Ever wonder why you get the midnight munchies? Your brain’s reward center is less receptive to food in the evening, which means that you need more high-calorie junk at night to satisfy a craving, suggests new research from Brigham Young University.
“In the morning, you’re driven to eat because you need energy for your day. At night, your body is shutting down, so it makes sense that food wouldn’t be as rewarding,” says study author and BYU graduate student Travis Masterson.
The problem: When your brain doesn’t get that same “high” from food at night, you end up needing to eat more of it to feel satisfied. And that may be why it’s so insanely easy to polish off an entire pint of ice cream after dinner—and still feel like you’re able to dig into another.
Though this study was conducted on women, Masterson says it’s reasonable to assume that the findings would hold true for guys, too.
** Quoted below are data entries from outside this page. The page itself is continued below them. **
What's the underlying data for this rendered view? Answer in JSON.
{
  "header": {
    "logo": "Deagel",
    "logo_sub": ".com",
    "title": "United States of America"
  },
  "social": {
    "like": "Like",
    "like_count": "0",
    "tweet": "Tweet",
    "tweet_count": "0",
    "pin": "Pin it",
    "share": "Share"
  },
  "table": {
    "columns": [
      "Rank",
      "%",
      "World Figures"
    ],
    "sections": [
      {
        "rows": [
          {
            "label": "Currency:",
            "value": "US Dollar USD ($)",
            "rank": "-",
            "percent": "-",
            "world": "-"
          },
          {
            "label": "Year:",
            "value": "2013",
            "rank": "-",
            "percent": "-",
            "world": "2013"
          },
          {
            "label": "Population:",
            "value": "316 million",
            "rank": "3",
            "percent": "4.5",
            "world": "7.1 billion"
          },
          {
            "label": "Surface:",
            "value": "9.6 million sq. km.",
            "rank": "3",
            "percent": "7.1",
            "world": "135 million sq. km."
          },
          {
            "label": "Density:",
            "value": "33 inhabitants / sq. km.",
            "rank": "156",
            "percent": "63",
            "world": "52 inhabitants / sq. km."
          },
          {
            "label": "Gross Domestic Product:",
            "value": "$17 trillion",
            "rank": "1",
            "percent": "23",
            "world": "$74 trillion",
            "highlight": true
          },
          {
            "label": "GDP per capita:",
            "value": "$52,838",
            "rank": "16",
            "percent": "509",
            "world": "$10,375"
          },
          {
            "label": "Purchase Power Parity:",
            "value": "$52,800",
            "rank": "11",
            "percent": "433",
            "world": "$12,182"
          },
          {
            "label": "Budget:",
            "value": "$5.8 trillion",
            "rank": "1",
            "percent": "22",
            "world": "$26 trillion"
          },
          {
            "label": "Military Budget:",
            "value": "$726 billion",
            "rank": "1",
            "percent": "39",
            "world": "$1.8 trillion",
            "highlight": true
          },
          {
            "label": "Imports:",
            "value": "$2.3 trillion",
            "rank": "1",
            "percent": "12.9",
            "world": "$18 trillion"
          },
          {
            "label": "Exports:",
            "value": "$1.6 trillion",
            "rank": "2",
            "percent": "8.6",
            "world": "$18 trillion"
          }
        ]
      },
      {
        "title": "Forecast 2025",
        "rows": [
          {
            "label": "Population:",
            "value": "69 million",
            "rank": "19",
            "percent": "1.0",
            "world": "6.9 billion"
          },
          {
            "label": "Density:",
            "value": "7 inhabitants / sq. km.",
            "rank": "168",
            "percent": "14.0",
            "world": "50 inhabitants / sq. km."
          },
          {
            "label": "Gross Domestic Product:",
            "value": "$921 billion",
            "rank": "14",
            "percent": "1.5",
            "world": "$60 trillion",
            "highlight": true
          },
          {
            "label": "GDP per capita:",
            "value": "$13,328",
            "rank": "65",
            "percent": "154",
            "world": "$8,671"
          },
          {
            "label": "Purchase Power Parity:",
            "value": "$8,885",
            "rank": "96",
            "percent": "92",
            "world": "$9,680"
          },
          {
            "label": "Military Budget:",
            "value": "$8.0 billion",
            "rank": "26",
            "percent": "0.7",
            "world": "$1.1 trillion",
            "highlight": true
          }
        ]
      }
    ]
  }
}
But you don’t have to feel powerless to the pull of the refrigerator. Even just seeing the tempting food can trigger a craving and make you want to chow down.
Try this: The study suggests that keeping tempting treats out of sight may make you less likely to over-consume your after-dinner snacks. Don’t keep a cookie jar on your counter, for example—store it inside a cabinet so you can’t see it. Fast-forwarding your way through food commercials on your DVR can also work.
“It’s a strategy to avoid becoming over-stimulated,” Masterson says.